Garter explained, “The [Environmental Protection Agency] is charged with regulating the chemicals themselves, but the CPSC has authority over the products.
These chemicals migrate out of the product… the toxic gasses attach to house dust, to the air, into the body, they get into water and get washed out to rivers. They don’t serve any real benefit.”
Last winter Bravo’s coalition sent a letter to Dollar General, Dollar Tree, Family Dollar, and 99 Cents Only corporate offices requesting a meeting to discuss these issues. They have not received a response.
“If I talk to people generally, in the street, and I ask them the question, ‘Do you feel you are safe from chemicals?’ a large response would be, yeah, that’s what the government does,” Bravo said. “But the reality’s different.
People have to start getting violently sick and dying, and then the government says, ‘oh, we’ll take this off the market, it’s causing deaths.’”
The best way for consumers to protect themselves is to discard and/ or replace harmful items. But low-income consumers can rarely afford to do this, or purchase safer items at higher cost.
“We rarely look at the tags, just the aesthetics, and then purchase.
But go to the side, or go to the rear, and look at that tag,” Ayers emphasized.

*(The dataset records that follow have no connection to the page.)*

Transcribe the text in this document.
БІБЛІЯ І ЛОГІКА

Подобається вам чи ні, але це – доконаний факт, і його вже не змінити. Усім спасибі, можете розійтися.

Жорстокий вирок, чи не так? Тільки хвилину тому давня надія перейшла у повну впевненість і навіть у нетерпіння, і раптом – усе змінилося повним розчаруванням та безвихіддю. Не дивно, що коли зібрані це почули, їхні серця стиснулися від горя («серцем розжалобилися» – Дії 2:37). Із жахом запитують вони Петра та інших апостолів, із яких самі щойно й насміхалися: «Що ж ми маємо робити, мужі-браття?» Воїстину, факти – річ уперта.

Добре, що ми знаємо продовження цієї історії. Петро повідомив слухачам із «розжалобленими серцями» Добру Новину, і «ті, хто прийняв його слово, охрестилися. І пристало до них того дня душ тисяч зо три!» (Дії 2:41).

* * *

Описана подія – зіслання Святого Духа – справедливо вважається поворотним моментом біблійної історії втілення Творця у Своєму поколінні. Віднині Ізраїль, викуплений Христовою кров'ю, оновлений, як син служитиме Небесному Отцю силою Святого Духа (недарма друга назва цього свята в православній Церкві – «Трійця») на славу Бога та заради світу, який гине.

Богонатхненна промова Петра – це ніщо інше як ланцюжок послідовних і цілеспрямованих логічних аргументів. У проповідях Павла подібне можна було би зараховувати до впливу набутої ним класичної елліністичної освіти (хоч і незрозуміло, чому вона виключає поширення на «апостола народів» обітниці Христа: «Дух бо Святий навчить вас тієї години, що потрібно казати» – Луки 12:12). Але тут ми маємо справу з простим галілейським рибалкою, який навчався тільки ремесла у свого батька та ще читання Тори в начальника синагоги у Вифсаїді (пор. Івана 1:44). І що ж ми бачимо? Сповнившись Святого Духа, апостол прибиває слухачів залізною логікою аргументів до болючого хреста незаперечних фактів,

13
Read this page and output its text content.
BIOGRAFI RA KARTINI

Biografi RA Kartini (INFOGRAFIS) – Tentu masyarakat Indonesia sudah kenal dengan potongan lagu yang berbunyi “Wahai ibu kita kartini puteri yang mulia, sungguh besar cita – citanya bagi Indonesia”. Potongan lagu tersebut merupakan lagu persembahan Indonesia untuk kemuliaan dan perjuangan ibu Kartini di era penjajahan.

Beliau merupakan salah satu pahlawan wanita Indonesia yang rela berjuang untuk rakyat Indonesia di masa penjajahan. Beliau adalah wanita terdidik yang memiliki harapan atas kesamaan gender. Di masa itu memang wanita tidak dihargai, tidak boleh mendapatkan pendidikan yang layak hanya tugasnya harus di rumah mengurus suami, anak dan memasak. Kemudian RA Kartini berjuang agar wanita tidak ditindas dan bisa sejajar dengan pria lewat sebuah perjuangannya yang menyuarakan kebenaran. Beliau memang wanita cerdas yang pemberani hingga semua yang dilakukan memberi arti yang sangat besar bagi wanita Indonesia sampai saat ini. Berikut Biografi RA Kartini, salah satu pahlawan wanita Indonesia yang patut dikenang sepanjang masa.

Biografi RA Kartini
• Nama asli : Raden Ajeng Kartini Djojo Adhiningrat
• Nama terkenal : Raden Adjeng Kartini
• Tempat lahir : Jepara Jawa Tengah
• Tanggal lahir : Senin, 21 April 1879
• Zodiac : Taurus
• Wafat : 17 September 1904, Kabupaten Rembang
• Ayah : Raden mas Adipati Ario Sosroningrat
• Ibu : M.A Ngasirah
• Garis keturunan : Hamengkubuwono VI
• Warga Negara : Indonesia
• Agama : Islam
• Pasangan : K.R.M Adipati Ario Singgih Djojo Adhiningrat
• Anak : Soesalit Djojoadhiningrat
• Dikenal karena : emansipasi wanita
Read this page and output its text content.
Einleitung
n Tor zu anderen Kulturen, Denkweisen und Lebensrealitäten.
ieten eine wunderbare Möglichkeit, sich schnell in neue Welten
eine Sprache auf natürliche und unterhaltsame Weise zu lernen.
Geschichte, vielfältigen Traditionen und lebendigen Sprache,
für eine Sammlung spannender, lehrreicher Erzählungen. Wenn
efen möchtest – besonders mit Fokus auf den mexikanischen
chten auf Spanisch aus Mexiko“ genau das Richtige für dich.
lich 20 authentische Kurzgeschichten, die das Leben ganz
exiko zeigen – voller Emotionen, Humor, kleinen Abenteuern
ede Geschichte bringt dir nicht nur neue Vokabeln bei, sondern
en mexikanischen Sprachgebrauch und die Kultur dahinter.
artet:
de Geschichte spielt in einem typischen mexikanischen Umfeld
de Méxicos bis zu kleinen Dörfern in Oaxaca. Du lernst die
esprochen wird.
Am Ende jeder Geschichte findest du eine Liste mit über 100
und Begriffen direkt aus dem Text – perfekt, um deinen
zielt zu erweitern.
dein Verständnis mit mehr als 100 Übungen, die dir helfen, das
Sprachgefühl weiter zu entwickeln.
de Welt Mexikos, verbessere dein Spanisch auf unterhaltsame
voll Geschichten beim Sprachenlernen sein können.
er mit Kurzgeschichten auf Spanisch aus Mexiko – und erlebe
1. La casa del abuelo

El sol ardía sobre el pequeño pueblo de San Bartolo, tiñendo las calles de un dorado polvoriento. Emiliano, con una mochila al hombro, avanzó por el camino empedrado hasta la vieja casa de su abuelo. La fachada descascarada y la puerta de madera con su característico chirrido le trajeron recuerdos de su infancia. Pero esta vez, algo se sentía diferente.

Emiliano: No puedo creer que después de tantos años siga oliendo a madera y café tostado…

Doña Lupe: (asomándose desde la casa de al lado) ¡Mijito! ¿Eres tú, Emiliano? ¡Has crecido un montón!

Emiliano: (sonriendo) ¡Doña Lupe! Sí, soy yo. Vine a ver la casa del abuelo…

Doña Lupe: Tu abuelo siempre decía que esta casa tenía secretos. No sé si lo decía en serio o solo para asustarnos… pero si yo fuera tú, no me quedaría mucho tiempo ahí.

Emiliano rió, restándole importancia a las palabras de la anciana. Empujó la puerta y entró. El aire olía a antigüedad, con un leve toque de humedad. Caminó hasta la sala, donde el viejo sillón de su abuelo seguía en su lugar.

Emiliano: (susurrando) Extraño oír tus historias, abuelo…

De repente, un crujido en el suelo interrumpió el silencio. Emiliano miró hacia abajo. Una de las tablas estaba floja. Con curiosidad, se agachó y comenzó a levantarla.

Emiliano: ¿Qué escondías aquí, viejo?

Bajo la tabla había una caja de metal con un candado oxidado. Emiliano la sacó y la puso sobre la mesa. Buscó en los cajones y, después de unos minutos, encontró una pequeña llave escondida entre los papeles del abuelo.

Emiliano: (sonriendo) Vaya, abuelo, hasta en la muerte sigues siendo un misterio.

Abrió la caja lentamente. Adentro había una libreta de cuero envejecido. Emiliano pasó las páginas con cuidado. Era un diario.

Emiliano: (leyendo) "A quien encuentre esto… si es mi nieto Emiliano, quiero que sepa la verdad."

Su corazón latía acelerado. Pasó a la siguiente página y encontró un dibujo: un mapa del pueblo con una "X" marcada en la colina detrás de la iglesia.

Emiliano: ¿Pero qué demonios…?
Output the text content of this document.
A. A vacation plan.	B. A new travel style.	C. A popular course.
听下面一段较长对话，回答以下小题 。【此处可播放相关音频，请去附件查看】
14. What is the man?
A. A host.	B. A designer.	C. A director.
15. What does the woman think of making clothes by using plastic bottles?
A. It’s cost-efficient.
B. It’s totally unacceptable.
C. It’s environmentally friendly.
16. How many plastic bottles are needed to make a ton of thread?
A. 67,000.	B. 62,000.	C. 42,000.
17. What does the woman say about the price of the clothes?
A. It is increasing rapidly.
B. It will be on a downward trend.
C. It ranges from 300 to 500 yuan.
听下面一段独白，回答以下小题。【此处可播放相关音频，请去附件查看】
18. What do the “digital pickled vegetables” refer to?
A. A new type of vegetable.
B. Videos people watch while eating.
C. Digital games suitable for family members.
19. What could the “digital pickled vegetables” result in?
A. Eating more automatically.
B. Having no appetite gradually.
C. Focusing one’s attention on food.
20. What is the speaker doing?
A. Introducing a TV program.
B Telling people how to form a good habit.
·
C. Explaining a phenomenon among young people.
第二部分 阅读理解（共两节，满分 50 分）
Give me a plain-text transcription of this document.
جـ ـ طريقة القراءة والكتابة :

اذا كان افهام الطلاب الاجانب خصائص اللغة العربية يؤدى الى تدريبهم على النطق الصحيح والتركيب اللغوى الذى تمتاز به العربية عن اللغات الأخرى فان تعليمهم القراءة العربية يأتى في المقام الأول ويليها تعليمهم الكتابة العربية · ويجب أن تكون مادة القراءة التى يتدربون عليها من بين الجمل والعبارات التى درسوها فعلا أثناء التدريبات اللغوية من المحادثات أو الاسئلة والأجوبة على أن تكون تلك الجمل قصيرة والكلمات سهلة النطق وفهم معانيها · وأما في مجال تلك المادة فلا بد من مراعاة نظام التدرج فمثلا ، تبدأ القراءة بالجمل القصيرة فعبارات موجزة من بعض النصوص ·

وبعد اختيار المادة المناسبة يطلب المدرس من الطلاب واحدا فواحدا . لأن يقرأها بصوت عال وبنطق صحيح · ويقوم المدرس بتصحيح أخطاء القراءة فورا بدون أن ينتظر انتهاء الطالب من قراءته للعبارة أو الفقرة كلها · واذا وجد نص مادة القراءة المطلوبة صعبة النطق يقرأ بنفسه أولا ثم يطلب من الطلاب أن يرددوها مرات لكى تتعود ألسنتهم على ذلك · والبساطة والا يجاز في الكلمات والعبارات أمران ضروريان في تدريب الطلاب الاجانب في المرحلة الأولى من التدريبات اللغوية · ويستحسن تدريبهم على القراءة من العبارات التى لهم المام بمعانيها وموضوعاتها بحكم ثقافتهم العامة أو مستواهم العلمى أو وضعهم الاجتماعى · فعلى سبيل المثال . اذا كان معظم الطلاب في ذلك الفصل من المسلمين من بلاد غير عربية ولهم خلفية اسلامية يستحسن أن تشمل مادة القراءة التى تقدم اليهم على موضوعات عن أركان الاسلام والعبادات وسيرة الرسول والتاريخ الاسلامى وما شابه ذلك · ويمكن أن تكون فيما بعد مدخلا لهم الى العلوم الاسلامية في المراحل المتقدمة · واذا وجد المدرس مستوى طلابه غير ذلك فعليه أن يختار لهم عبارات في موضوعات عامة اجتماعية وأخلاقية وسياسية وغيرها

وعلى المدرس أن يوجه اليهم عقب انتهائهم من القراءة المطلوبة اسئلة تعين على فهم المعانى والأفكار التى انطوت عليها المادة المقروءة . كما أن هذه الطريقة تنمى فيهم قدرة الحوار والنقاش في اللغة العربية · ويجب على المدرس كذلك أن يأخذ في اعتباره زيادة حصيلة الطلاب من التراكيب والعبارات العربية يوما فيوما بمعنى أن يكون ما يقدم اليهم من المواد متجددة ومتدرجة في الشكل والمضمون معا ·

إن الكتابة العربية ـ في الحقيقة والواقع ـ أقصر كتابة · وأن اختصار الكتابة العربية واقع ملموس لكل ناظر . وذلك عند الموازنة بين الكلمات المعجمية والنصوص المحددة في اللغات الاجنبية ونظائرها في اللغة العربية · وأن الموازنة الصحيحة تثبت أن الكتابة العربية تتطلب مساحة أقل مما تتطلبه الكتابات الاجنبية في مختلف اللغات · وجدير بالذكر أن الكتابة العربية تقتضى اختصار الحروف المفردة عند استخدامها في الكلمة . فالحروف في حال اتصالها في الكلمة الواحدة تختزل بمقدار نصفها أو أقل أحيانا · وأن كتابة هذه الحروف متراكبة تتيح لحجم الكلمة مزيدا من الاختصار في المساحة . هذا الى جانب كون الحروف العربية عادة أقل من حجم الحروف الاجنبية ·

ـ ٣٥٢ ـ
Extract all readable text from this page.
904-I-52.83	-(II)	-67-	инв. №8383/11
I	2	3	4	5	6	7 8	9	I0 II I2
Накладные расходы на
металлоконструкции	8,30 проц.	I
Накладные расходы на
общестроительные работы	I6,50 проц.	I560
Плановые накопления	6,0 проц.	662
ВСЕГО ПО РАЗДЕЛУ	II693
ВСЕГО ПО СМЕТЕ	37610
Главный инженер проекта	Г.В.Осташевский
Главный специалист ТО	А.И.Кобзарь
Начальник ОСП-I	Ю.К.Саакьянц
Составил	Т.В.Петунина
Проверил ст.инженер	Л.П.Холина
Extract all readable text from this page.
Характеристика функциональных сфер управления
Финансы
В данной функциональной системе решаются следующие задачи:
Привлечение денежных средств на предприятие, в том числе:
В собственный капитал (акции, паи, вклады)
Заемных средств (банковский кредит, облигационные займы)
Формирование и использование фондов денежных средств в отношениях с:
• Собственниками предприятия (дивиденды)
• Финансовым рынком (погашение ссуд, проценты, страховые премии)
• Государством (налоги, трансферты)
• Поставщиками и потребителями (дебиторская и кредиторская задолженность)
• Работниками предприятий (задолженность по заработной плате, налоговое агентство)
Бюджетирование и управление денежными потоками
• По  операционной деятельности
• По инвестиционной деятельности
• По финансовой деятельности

“You can also ask the salesperson, where did this come from? Is my family safe? Does this have flame retardants? Be aware of what you purchase.” Bravo echoes that advice. “People have to be picky – not everything in the 99 cents store is healthy.
Usually, your intuition will tell you,” he said. “If it smells really bad, or plastic, you might not want to purchase that for your family.
With jewelry… take a piece of white paper and rub [the jewelry] on the paper. If it leaves a mark, don’t buy it – it probably contains lead.”
He also recommended checking consumer protection agency websites for banned and recalled items, and notifying store managers about the things they stock.
Ayers added that people should contact local, state, and national elected officials to put this issue on their radars.
The CPSC is also accepting public comments on the Earthjustice petition through October 19.
“If I could add one thing, it would be to encourage our citizens to become advocates for their safety as well,” he stated.
“We don’t know how long it will take to get this out of the environment. It’s here already.
So right now, we’re fighting a battle…to turn this around.”